Analiza nastrojów w mediach społecznościowych w czasie rzeczywistym

Zaczniemy od scenariusza często analizowanego przez osoby rozpoczynające naukę uczenia maszynowego: analiza nastrojów w mediach społecznościowych w czasie rzeczywistym.

Załóżmy, że prowadzisz stronę internetową z wiadomościami i chcesz wykorzystać dane na żywo, aby zrozumieć, jakie treści mogą zainteresować Twoich czytelników. Aby dowiedzieć się więcej, możesz stworzyć program, który przeprowadza analizę nastrojów w czasie rzeczywistym na podstawie danych z publikacji na Twitterze dotyczących tematów istotnych dla Twoich czytelników.

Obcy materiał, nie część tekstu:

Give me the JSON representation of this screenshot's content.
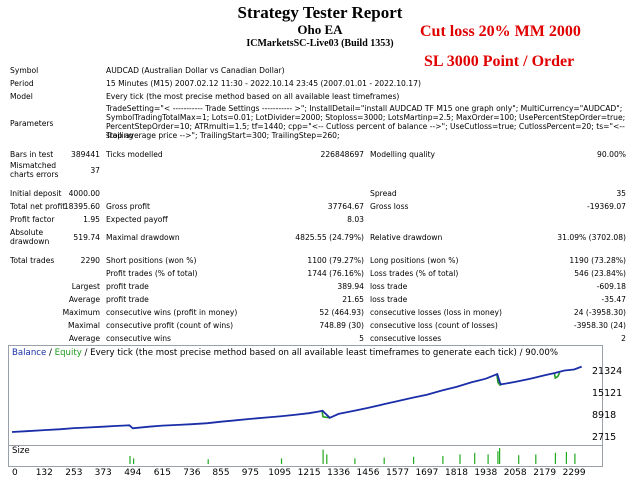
{
  "header": {
    "title": "Strategy Tester Report",
    "ea_name": "Oho EA",
    "server": "ICMarketsSC-Live03 (Build 1353)",
    "annotation_line1": "Cut loss 20% MM 2000",
    "annotation_line2": "SL 3000 Point / Order"
  },
  "colors": {
    "balance": "#1a2ea8",
    "equity": "#1f9b1f",
    "annotation": "#e00000",
    "size_bars": "#22aa22"
  },
  "report": {
    "symbol_label": "Symbol",
    "symbol_value": "AUDCAD (Australian Dollar vs Canadian Dollar)",
    "period_label": "Period",
    "period_value": "15 Minutes (M15) 2007.02.12 11:30 - 2022.10.14 23:45 (2007.01.01 - 2022.10.17)",
    "model_label": "Model",
    "model_value": "Every tick (the most precise method based on all available least timeframes)",
    "parameters_label": "Parameters",
    "parameters_line1": "TradeSetting=\"< ----------- Trade Settings ----------- >\"; InstallDetail=\"install AUDCAD TF M15 one graph only\"; MultiCurrency=\"AUDCAD\";",
    "parameters_line2": "SymbolTradingTotalMax=1; Lots=0.01; LotDivider=2000; Stoploss=3000; LotsMartinp=2.5; MaxOrder=100; UsePercentStepOrder=true;",
    "parameters_line3": "PercentStepOrder=10; ATRmulti=1.5; tf=1440; cpp=\"<-- Cutloss percent of balance -->\"; UseCutloss=true; CutlossPercent=20; ts=\"<-- Trailing",
    "parameters_line4": "stop average price -->\"; TrailingStart=300; TrailingStep=260;",
    "bars_label": "Bars in test",
    "bars_value": "389441",
    "ticks_label": "Ticks modelled",
    "ticks_value": "226848697",
    "quality_label": "Modelling quality",
    "quality_value": "90.00%",
    "mismatch_label_1": "Mismatched",
    "mismatch_label_2": "charts errors",
    "mismatch_value": "37",
    "deposit_label": "Initial deposit",
    "deposit_value": "4000.00",
    "spread_label": "Spread",
    "spread_value": "35",
    "netprofit_label": "Total net profit",
    "netprofit_value": "18395.60",
    "grossprofit_label": "Gross profit",
    "grossprofit_value": "37764.67",
    "grossloss_label": "Gross loss",
    "grossloss_value": "-19369.07",
    "pf_label": "Profit factor",
    "pf_value": "1.95",
    "payoff_label": "Expected payoff",
    "payoff_value": "8.03",
    "absdd_label_1": "Absolute",
    "absdd_label_2": "drawdown",
    "absdd_value": "519.74",
    "maxdd_label": "Maximal drawdown",
    "maxdd_value": "4825.55 (24.79%)",
    "reldd_label": "Relative drawdown",
    "reldd_value": "31.09% (3702.08)",
    "trades_label": "Total trades",
    "trades_value": "2290",
    "short_label": "Short positions (won %)",
    "short_value": "1100 (79.27%)",
    "long_label": "Long positions (won %)",
    "long_value": "1190 (73.28%)",
    "profittrades_label": "Profit trades (% of total)",
    "profittrades_value": "1744 (76.16%)",
    "losstrades_label": "Loss trades (% of total)",
    "losstrades_value": "546 (23.84%)",
    "largest_label": "Largest",
    "largest_profit_label": "profit trade",
    "largest_profit_value": "389.94",
    "largest_loss_label": "loss trade",
    "largest_loss_value": "-609.18",
    "average_label": "Average",
    "average_profit_label": "profit trade",
    "average_profit_value": "21.65",
    "average_loss_label": "loss trade",
    "average_loss_value": "-35.47",
    "maximum_label": "Maximum",
    "max_wins_label": "consecutive wins (profit in money)",
    "max_wins_value": "52 (464.93)",
    "max_losses_label": "consecutive losses (loss in money)",
    "max_losses_value": "24 (-3958.30)",
    "maximal_label": "Maximal",
    "maximal_profit_label": "consecutive profit (count of wins)",
    "maximal_profit_value": "748.89 (30)",
    "maximal_loss_label": "consecutive loss (count of losses)",
    "maximal_loss_value": "-3958.30 (24)",
    "average2_label": "Average",
    "avg_wins_label": "consecutive wins",
    "avg_wins_value": "5",
    "avg_losses_label": "consecutive losses",
    "avg_losses_value": "2"
  },
  "chart_data": {
    "type": "line",
    "legend_balance": "Balance",
    "legend_sep": " / ",
    "legend_equity": "Equity",
    "legend_rest": " / Every tick (the most precise method based on all available least timeframes to generate each tick) / 90.00%",
    "size_label": "Size",
    "y_ticks": [
      "21324",
      "15121",
      "8918",
      "2715"
    ],
    "y_tick_values": [
      21324,
      15121,
      8918,
      2715
    ],
    "ylim": [
      1200,
      23700
    ],
    "x_ticks": [
      "0",
      "132",
      "253",
      "373",
      "494",
      "615",
      "736",
      "855",
      "975",
      "1095",
      "1215",
      "1336",
      "1456",
      "1577",
      "1697",
      "1818",
      "1938",
      "2058",
      "2179",
      "2299"
    ],
    "x_tick_values": [
      0,
      132,
      253,
      373,
      494,
      615,
      736,
      855,
      975,
      1095,
      1215,
      1336,
      1456,
      1577,
      1697,
      1818,
      1938,
      2058,
      2179,
      2299
    ],
    "xlim": [
      0,
      2360
    ],
    "series": [
      {
        "name": "Balance",
        "x": [
          0,
          60,
          132,
          200,
          253,
          300,
          373,
          420,
          480,
          494,
          560,
          615,
          680,
          736,
          800,
          855,
          900,
          975,
          1040,
          1095,
          1150,
          1215,
          1250,
          1270,
          1300,
          1336,
          1400,
          1456,
          1520,
          1577,
          1640,
          1697,
          1760,
          1818,
          1880,
          1938,
          1985,
          1995,
          2000,
          2058,
          2120,
          2179,
          2220,
          2260,
          2299,
          2330
        ],
        "values": [
          4000,
          4250,
          4550,
          4800,
          5100,
          5250,
          5500,
          5700,
          5900,
          5050,
          5500,
          5800,
          6000,
          6200,
          6500,
          6900,
          7200,
          7700,
          8100,
          8400,
          8800,
          9300,
          9700,
          10000,
          8000,
          9100,
          10000,
          10800,
          11800,
          12700,
          13700,
          14500,
          15700,
          16700,
          18000,
          19000,
          20300,
          18000,
          17400,
          18100,
          19000,
          20000,
          20600,
          21300,
          21600,
          22400
        ]
      }
    ],
    "equity_dips": [
      {
        "x": [
          1268,
          1272,
          1290,
          1300
        ],
        "values": [
          10000,
          8300,
          8100,
          8000
        ]
      },
      {
        "x": [
          1983,
          1988,
          1996,
          2000
        ],
        "values": [
          20300,
          17900,
          17200,
          17400
        ]
      },
      {
        "x": [
          2218,
          2222,
          2232,
          2240
        ],
        "values": [
          20600,
          19200,
          19600,
          20700
        ]
      }
    ],
    "size_bars": [
      {
        "x": 480,
        "v": 0.5
      },
      {
        "x": 495,
        "v": 0.35
      },
      {
        "x": 800,
        "v": 0.3
      },
      {
        "x": 1100,
        "v": 0.35
      },
      {
        "x": 1270,
        "v": 0.9
      },
      {
        "x": 1285,
        "v": 0.6
      },
      {
        "x": 1400,
        "v": 0.35
      },
      {
        "x": 1520,
        "v": 0.4
      },
      {
        "x": 1640,
        "v": 0.45
      },
      {
        "x": 1760,
        "v": 0.5
      },
      {
        "x": 1830,
        "v": 0.6
      },
      {
        "x": 1890,
        "v": 0.7
      },
      {
        "x": 1945,
        "v": 0.6
      },
      {
        "x": 1985,
        "v": 0.8
      },
      {
        "x": 1992,
        "v": 1.0
      },
      {
        "x": 2070,
        "v": 0.55
      },
      {
        "x": 2140,
        "v": 0.6
      },
      {
        "x": 2220,
        "v": 0.7
      },
      {
        "x": 2265,
        "v": 0.75
      },
      {
        "x": 2300,
        "v": 0.65
      }
    ]
  }
}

Kluczowe wskaźniki, które będziesz analizować, to liczba tweetów na określone tematy (hashtagi) oraz nastrój, który jest określany za pomocą narzędzi analitycznych przeprowadzających analizę nastrojów wokół określonych tematów.

Kroki niezbędne do stworzenia tego projektu to:

  • Utworzenie centrum zdarzeń do strumieniowego przesyłania danych wejściowych, które będzie zbierać dane z Twittera.
  • Skonfigurowanie i uruchomienie aplikacji klienckiej Twittera, która będzie wywoływać interfejsy API Twitter Streaming.
  • Utworzenie zadania Stream Analytics.
  • Określenie danych wejściowych i zapytania dla zadania.
  • Utworzenie miejsca docelowego dla danych wyjściowych i określenie wyników zadania.
  • Uruchomienie zadania.

Aby zobaczyć cały proces, sprawdź dokumentację.

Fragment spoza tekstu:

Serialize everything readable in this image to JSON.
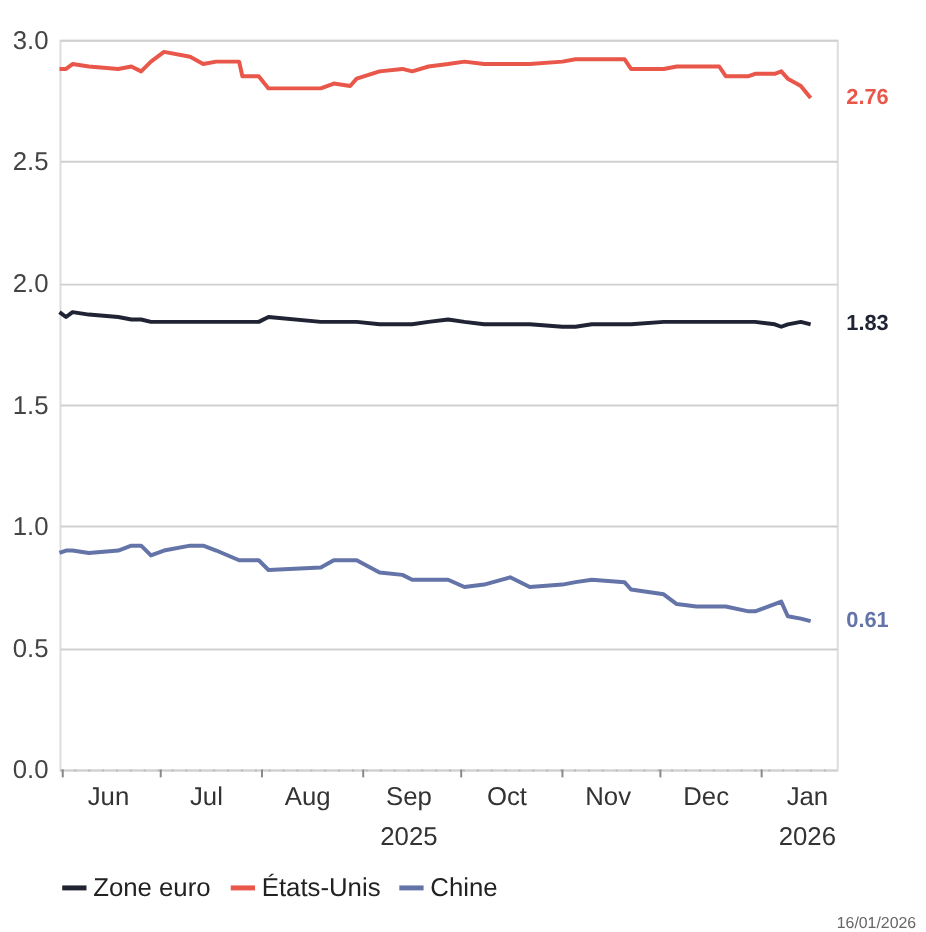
{
  "chart_data": {
    "type": "line",
    "x": [
      "2025-05-31",
      "2025-06-02",
      "2025-06-04",
      "2025-06-09",
      "2025-06-18",
      "2025-06-22",
      "2025-06-25",
      "2025-06-28",
      "2025-07-02",
      "2025-07-10",
      "2025-07-14",
      "2025-07-18",
      "2025-07-25",
      "2025-07-26",
      "2025-07-31",
      "2025-08-03",
      "2025-08-19",
      "2025-08-23",
      "2025-08-28",
      "2025-08-30",
      "2025-09-06",
      "2025-09-13",
      "2025-09-16",
      "2025-09-21",
      "2025-09-27",
      "2025-10-02",
      "2025-10-08",
      "2025-10-16",
      "2025-10-22",
      "2025-11-01",
      "2025-11-05",
      "2025-11-10",
      "2025-11-20",
      "2025-11-22",
      "2025-12-02",
      "2025-12-06",
      "2025-12-12",
      "2025-12-19",
      "2025-12-21",
      "2025-12-28",
      "2025-12-30",
      "2026-01-05",
      "2026-01-07",
      "2026-01-09",
      "2026-01-13",
      "2026-01-16"
    ],
    "series": [
      {
        "name": "Zone euro",
        "color": "#1f2333",
        "values": [
          1.88,
          1.86,
          1.88,
          1.87,
          1.86,
          1.85,
          1.85,
          1.84,
          1.84,
          1.84,
          1.84,
          1.84,
          1.84,
          1.84,
          1.84,
          1.86,
          1.84,
          1.84,
          1.84,
          1.84,
          1.83,
          1.83,
          1.83,
          1.84,
          1.85,
          1.84,
          1.83,
          1.83,
          1.83,
          1.82,
          1.82,
          1.83,
          1.83,
          1.83,
          1.84,
          1.84,
          1.84,
          1.84,
          1.84,
          1.84,
          1.84,
          1.83,
          1.82,
          1.83,
          1.84,
          1.83
        ],
        "value_labels": [
          null,
          null,
          null,
          null,
          null,
          null,
          null,
          null,
          null,
          null,
          null,
          null,
          null,
          null,
          null,
          null,
          null,
          null,
          null,
          null,
          null,
          null,
          null,
          null,
          null,
          null,
          null,
          null,
          null,
          null,
          null,
          null,
          null,
          null,
          null,
          null,
          null,
          null,
          null,
          null,
          null,
          null,
          null,
          null,
          null,
          "1.83"
        ]
      },
      {
        "name": "États-Unis",
        "color": "#e8574a",
        "values": [
          2.88,
          2.88,
          2.9,
          2.89,
          2.88,
          2.89,
          2.87,
          2.91,
          2.95,
          2.93,
          2.9,
          2.91,
          2.91,
          2.85,
          2.85,
          2.8,
          2.8,
          2.82,
          2.81,
          2.84,
          2.87,
          2.88,
          2.87,
          2.89,
          2.9,
          2.91,
          2.9,
          2.9,
          2.9,
          2.91,
          2.92,
          2.92,
          2.92,
          2.88,
          2.88,
          2.89,
          2.89,
          2.89,
          2.85,
          2.85,
          2.86,
          2.86,
          2.87,
          2.84,
          2.81,
          2.76
        ],
        "value_labels": [
          null,
          null,
          null,
          null,
          null,
          null,
          null,
          null,
          null,
          null,
          null,
          null,
          null,
          null,
          null,
          null,
          null,
          null,
          null,
          null,
          null,
          null,
          null,
          null,
          null,
          null,
          null,
          null,
          null,
          null,
          null,
          null,
          null,
          null,
          null,
          null,
          null,
          null,
          null,
          null,
          null,
          null,
          null,
          null,
          null,
          "2.76"
        ]
      },
      {
        "name": "Chine",
        "color": "#6474a8",
        "values": [
          0.89,
          0.9,
          0.9,
          0.89,
          0.9,
          0.92,
          0.92,
          0.88,
          0.9,
          0.92,
          0.92,
          0.9,
          0.86,
          0.86,
          0.86,
          0.82,
          0.83,
          0.86,
          0.86,
          0.86,
          0.81,
          0.8,
          0.78,
          0.78,
          0.78,
          0.75,
          0.76,
          0.79,
          0.75,
          0.76,
          0.77,
          0.78,
          0.77,
          0.74,
          0.72,
          0.68,
          0.67,
          0.67,
          0.67,
          0.65,
          0.65,
          0.68,
          0.69,
          0.63,
          0.62,
          0.61
        ],
        "value_labels": [
          null,
          null,
          null,
          null,
          null,
          null,
          null,
          null,
          null,
          null,
          null,
          null,
          null,
          null,
          null,
          null,
          null,
          null,
          null,
          null,
          null,
          null,
          null,
          null,
          null,
          null,
          null,
          null,
          null,
          null,
          null,
          null,
          null,
          null,
          null,
          null,
          null,
          null,
          null,
          null,
          null,
          null,
          null,
          null,
          null,
          "0.61"
        ]
      }
    ],
    "xlim": [
      "2025-05-31",
      "2026-01-24"
    ],
    "xticks": [
      {
        "value": "2025-06-01",
        "label": null
      },
      {
        "value": "2025-07-01",
        "label": null
      },
      {
        "value": "2025-08-01",
        "label": null
      },
      {
        "value": "2025-10-01",
        "label": null
      },
      {
        "value": "2025-11-01",
        "label": null
      },
      {
        "value": "2025-12-01",
        "label": null
      },
      {
        "value": "2026-01-01",
        "label": null
      },
      {
        "value": "2025-06-15",
        "label": "Jun"
      },
      {
        "value": "2025-07-15",
        "label": "Jul"
      },
      {
        "value": "2025-08-15",
        "label": "Aug"
      },
      {
        "value": "2025-09-01",
        "label": null
      },
      {
        "value": "2025-09-15",
        "label": "Sep\n2025"
      },
      {
        "value": "2025-10-15",
        "label": "Oct"
      },
      {
        "value": "2025-11-15",
        "label": "Nov"
      },
      {
        "value": "2025-12-15",
        "label": "Dec"
      },
      {
        "value": "2026-01-15",
        "label": "Jan\n2026"
      }
    ],
    "ylim": [
      0,
      3.0
    ],
    "yticks": [
      {
        "value": 0,
        "label": "0.0"
      },
      {
        "value": 0.5,
        "label": "0.5"
      },
      {
        "value": 1,
        "label": "1.0"
      },
      {
        "value": 1.5,
        "label": "1.5"
      },
      {
        "value": 2,
        "label": "2.0"
      },
      {
        "value": 2.5,
        "label": "2.5"
      },
      {
        "value": 3,
        "label": "3.0"
      }
    ],
    "grid": "y",
    "legend": "bottom",
    "line_style": "solid",
    "marker": "none",
    "annotations": [
      "16/01/2026"
    ]
  }
}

Analiza artykułów naukowych

Przyjrzyjmy się innemu przykładowi projektu stworzonego przez Dmitrija Soshnikova, jednego z autorów tego programu nauczania.

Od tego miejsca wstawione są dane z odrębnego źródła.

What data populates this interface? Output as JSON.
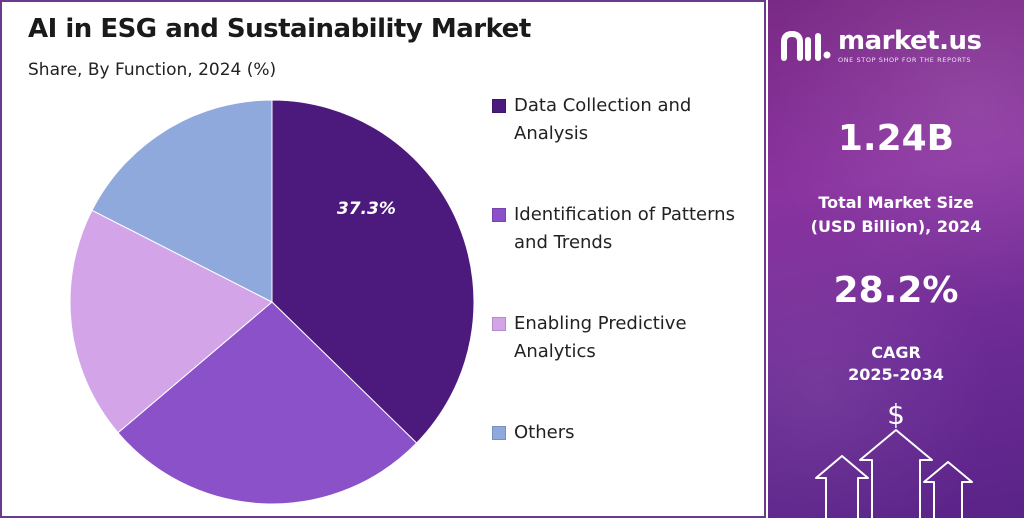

Dmitrij stworzył narzędzie analizujące artykuły dotyczące COVID. Przeglądając ten projekt, zobaczysz, jak można stworzyć narzędzie, które wydobywa wiedzę z artykułów naukowych, uzyskuje wgląd i pomaga badaczom poruszać się po dużych zbiorach artykułów w efektywny sposób.

Oto różne kroki użyte w tym projekcie:

  • Wydobywanie i wstępne przetwarzanie informacji za pomocą Text Analytics for Health.
  • Wykorzystanie Azure ML do równoległego przetwarzania.
  • Przechowywanie i zapytania o informacje za pomocą Cosmos DB.
  • Tworzenie interaktywnego pulpitu nawigacyjnego do eksploracji i wizualizacji danych za pomocą Power BI.

Aby zobaczyć cały proces, odwiedź blog Dmitrija.

Jak widać, usługi chmurowe można wykorzystać na wiele sposobów do realizacji projektów z zakresu Data Science.

Przypisy

Źródła:

Quiz po wykładzie

Quiz po wykładzie

Zadanie

Badanie rynku


Zastrzeżenie:
Ten dokument został przetłumaczony za pomocą usługi tłumaczeniowej AI Co-op Translator. Chociaż dokładamy wszelkich starań, aby tłumaczenie było precyzyjne, prosimy pamiętać, że automatyczne tłumaczenia mogą zawierać błędy lub nieścisłości. Oryginalny dokument w jego rodzimym języku powinien być uznawany za wiarygodne źródło. W przypadku informacji krytycznych zaleca się skorzystanie z profesjonalnego tłumaczenia wykonanego przez człowieka. Nie ponosimy odpowiedzialności za jakiekolwiek nieporozumienia lub błędne interpretacje wynikające z korzystania z tego tłumaczenia.